Anyway... I find it a lot harder to accept that the world has continued to change after I became an adult. This fact jumps out at me every now and then, and startles me far more than the 1970s so. I was just reading a book that I was thinking of as "modern," since it's the first book in a current series set in the modern world. At one point, the main characters heard a reference to a local historical figure, and needed to find out who he was. How on earth can we do it? they wondered. The library's on half-day closing today. Who else can we ask? No mention of the internet whatsoever. (And, yes, I know full well that even nowadays, not everyone has access to/can use the internet - I deal with this issue every day at work - but that's not the point.) I turned to the publication details, and the book was published in 1998. and therefore probably written in 1997 or earlier. In one way, it's "modern." In another way - no internet; mobile phones being very much a minority possession; people smoking in indoor public places - it feels like another world.

It must be hard to be writing a long ongoing series in an era of rapid change. What are your choices? You can make your internal chronology match your publication chronology, but you might not want your characters to age that rapidly. You can doggedly stick to your desired internal chronology, and gradually slip into writing historical novels: book 1 is set this year, but book 25 is set 20 years ago. You can just hand-wave it away, and hope no-one notices: book one has 1998-style technology, and book 15 has 2014 technology, but strangely the characters have only aged two years.
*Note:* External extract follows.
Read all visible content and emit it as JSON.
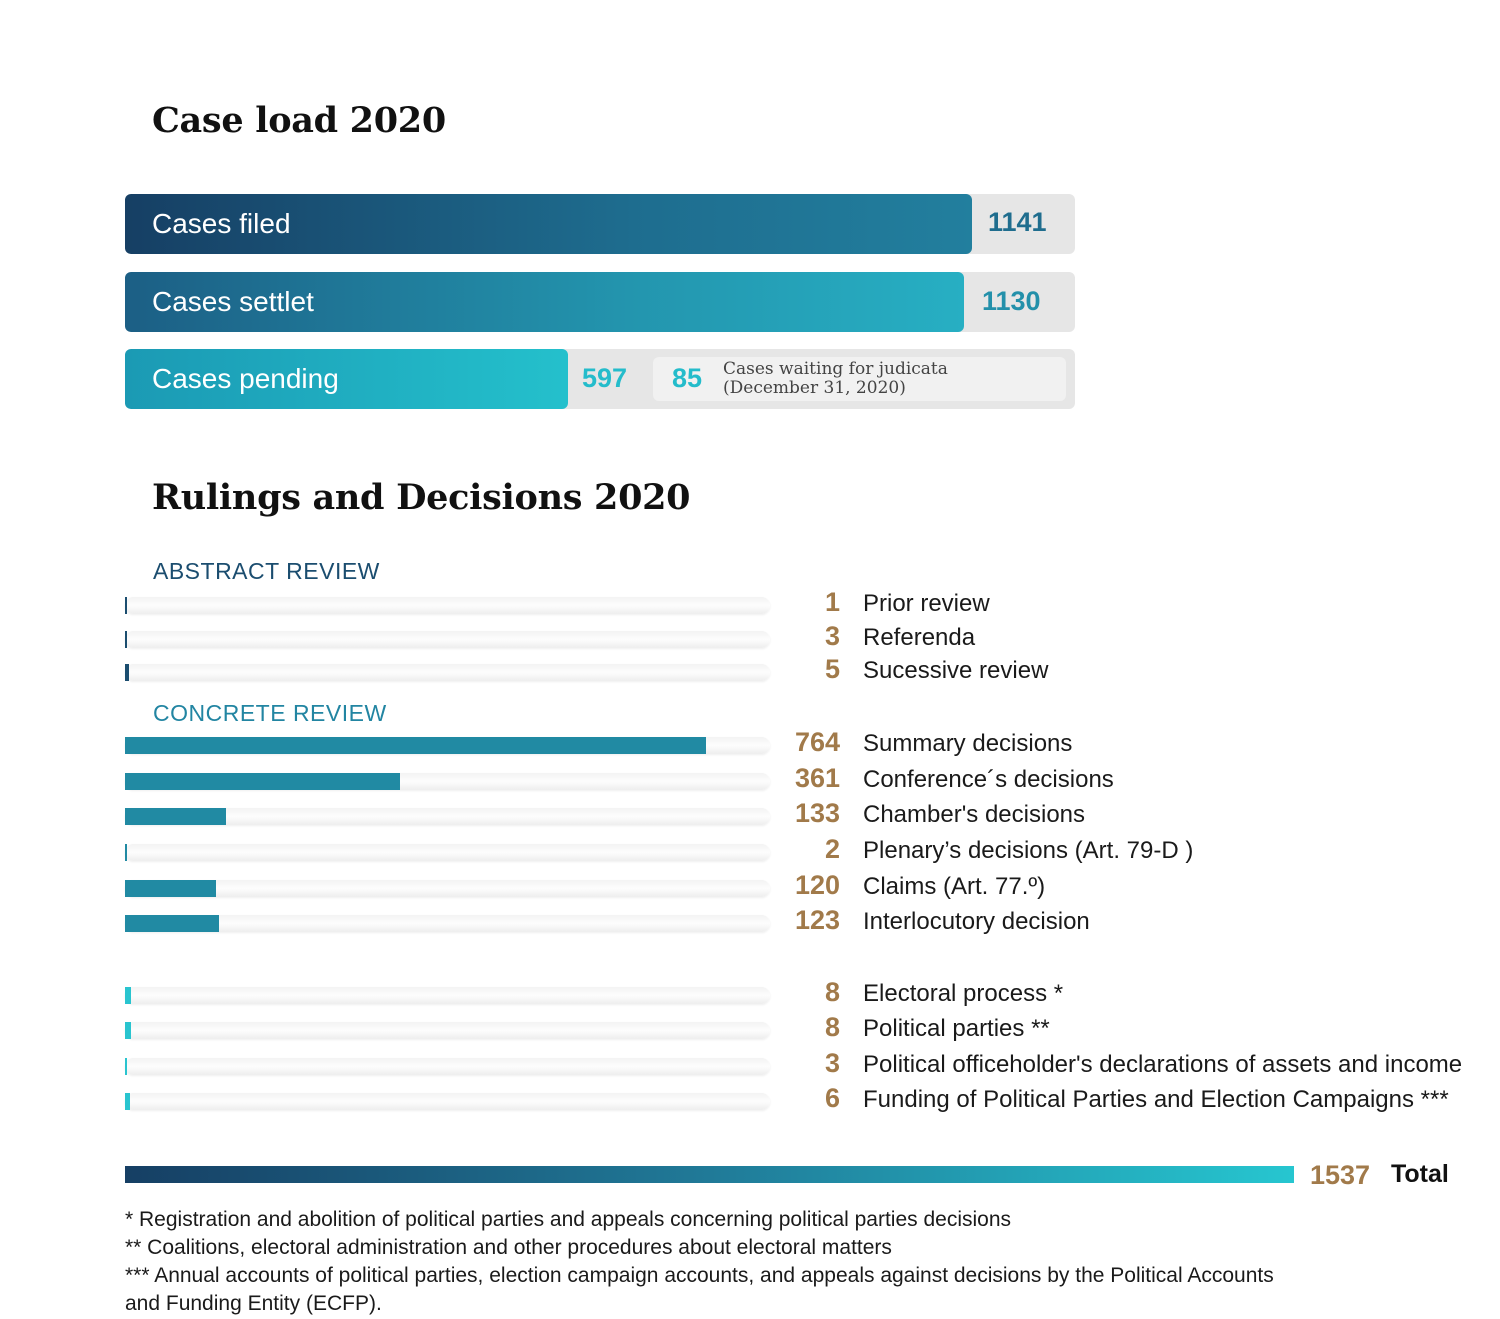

Or you can just be plain confusing and contradictory. I'm now on to book 2, which was published in 1999. However, the publisher seems to have decided to "update" it for a new edition, since an event that happened 25 years ago has now been date checked as being 1984. However, since people are still assumed to be incommunicado when away from home, and nobody uses the internet to search for information, and everyone's still smoking inside, it seems like a very pointless update, as if the publishers are trying to con us into thinking it's set "now" when it clearly isn't.